CAA Conference Explores Notions of Sustainability That Go Beyond Box-Ticking

Tuesday, November 15, 2011 , Posted by HB at 5:10 PM

These days, no convocation on sustainability is complete without Ken Yeang, who popped up to deliver the keynote address at the recent Commonwealth Association of Architects triennial conference in Sri Lanka. Despite having a carbon footprint the size of Kazakhstan, Ken always makes a rousing curtain raiser to such proceedings, breezing through his theories on biointegration and comparing the built environment to a prosthesis grafted on to an organic host (nature). All fascinating stuff, but he couldn’t stay for lunch because he was off to Japan.

 

 

The conference theme was ‘Architecture: Rethinking Sustainability’ (predictable enough), but the venue, in Colombo, gave more pause for thought. In Sri Lanka and surrounding Asia, notions of sustainability are not just box- ticking exercises, but crucial to human survival.

 

Rafiq Azam of Dhaka-based architecture firm Shatotto (featured in the 2007 AR Emerging Architecture Awards) brought things down to earth with a thoughtful discourse on the challenges of building in Bangladesh, ‘a land of six seasons’ steeped in ‘the poetry of the tropics’. Azam’s work sensitively mines climate, culture and context, but he is also aware of architecture’s responsibilities – ‘the power to transform communities and society,’ as he described it.

 

The ghost of Geoffrey Bawa still hovers benignly over the canon of Sri Lankan modernism, and it was momentarily channelled by a Milroy Perera, who used to work with the great man.

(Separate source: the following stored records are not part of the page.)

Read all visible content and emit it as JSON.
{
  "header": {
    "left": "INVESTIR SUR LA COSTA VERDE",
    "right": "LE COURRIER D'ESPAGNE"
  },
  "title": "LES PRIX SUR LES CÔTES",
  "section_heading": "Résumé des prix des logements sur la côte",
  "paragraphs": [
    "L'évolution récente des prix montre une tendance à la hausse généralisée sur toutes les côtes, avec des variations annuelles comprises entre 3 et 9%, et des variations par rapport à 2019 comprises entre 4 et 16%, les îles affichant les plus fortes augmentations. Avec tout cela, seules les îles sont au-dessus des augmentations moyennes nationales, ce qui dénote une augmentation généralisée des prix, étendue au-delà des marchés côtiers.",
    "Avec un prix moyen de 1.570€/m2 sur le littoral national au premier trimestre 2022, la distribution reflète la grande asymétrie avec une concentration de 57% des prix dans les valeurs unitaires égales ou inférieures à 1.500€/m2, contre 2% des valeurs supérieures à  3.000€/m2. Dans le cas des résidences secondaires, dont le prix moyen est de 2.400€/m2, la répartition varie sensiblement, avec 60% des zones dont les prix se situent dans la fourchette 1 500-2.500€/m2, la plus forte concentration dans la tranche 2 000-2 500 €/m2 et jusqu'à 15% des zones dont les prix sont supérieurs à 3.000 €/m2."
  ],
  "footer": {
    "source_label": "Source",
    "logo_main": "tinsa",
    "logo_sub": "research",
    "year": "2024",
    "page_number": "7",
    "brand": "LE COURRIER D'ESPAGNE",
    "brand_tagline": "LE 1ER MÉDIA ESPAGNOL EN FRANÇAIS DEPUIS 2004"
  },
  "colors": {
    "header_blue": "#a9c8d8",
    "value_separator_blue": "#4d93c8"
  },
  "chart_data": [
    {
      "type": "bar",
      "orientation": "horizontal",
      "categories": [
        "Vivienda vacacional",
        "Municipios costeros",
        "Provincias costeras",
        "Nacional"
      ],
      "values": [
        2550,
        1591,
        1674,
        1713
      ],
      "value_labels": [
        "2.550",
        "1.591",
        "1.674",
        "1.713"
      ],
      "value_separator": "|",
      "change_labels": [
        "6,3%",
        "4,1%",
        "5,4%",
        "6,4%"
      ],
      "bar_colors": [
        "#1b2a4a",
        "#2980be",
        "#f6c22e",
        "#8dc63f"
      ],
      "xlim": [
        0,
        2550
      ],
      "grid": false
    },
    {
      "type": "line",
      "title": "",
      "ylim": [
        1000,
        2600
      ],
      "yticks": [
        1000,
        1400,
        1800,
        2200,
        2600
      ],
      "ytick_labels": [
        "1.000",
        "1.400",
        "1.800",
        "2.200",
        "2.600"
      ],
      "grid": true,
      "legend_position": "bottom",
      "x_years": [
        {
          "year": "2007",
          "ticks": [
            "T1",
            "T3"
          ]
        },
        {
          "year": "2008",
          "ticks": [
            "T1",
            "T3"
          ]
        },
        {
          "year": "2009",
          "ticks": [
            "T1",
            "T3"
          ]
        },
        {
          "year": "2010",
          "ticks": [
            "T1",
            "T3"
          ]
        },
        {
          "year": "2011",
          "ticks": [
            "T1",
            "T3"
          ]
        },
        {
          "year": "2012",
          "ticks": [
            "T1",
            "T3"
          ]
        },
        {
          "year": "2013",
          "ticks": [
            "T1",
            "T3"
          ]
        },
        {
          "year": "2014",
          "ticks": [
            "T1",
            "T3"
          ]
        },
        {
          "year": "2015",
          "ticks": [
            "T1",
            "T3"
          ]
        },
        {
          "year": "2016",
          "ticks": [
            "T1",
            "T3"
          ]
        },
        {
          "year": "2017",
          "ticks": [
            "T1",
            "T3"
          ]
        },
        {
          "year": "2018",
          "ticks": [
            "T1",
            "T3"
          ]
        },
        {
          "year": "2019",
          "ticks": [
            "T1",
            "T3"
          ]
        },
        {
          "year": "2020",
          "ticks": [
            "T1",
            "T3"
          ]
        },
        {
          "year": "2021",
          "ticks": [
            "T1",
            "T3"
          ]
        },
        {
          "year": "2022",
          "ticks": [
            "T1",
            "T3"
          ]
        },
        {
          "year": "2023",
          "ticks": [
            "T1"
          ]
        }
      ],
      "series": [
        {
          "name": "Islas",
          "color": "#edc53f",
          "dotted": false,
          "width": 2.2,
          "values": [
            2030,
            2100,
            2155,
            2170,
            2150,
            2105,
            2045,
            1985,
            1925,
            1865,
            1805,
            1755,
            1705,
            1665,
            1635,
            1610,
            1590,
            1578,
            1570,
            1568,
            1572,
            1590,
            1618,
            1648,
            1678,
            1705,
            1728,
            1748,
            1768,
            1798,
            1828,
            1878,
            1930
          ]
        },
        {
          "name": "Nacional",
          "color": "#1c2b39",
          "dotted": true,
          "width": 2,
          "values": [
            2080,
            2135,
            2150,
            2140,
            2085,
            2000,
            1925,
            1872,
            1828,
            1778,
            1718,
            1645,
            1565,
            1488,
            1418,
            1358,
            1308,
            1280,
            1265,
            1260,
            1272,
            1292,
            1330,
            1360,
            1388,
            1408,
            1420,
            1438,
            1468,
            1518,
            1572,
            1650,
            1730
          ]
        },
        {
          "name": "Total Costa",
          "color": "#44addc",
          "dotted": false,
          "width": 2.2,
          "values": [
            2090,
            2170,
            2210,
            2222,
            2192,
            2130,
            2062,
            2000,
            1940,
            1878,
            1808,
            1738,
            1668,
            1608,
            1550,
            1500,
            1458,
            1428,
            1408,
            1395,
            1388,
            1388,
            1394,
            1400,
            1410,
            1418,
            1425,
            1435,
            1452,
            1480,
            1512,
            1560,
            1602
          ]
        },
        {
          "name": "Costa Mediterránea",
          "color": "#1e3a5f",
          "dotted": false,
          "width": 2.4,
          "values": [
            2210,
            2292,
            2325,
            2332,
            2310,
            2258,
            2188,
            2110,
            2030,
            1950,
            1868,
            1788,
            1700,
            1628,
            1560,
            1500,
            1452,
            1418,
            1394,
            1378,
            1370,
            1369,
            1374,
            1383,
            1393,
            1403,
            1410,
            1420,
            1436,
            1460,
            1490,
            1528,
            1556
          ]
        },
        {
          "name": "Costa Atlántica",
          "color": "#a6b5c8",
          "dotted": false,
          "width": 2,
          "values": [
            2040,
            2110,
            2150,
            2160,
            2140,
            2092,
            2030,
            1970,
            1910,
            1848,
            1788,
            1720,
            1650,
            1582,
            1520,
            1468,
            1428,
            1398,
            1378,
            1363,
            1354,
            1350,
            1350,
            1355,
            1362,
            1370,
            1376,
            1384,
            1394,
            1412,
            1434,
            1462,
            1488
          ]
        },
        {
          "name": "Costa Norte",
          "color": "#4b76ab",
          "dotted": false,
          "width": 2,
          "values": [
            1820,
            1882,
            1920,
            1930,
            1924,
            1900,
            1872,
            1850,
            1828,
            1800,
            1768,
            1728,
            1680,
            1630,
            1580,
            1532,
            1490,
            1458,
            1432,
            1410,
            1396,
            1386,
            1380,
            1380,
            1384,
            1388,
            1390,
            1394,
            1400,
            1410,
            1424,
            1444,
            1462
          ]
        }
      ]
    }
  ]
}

His account of the building of the Kandalama Hotel (AR December 1995), sensitive site near the famous Dambulla cave temple, showed that making great buildings takes immense reserves of patience and persistence. Bawa had to rebuff opposition from politicians and religious leaders (‘the only man who succeeded in uniting Hindus, Buddhists and Christians,’ said Perera), but his vision won out in the end. Today the Kandalama is covered in lush greenery, as its architect intended, merging to become part of the landscape.

 

From Australia, Kerry Clare spoke of architecture that ‘locates people in a place rather than sealing them from it’. Her work showed a clear responsiveness to climate, especially the tropical zone of Queensland, through the reinterpretation of vernacular principles. ‘The affirmation of local identity and character by understanding textures, rhythms and tectonics relevant to a culture is increasingly important,’ she said.

 

South African architect Llewellyn van Wyk had a different perspective – basically we’re all doomed. Periodic mass extinctions and extreme climate events are an inevitable part of the planet’s long existence and if these don’t get us, the dying sun eventually will. ‘We have to recontextualise our thinking,’ said van Wyk. ‘We’ve lost the capacity to foresee and forestall.’ He proposed seven ‘canons of sustainability’ to enable green buildings to satisfy broader concepts of sustainability, and align them ‘more directly with the transformative notion underpinning sustainable development’.

 

Though the CAA only assembles every three years, it draws together many architects from the developing world, from Africa and Asia, whose voices are not often heard. But on the evidence of this conference, they should be.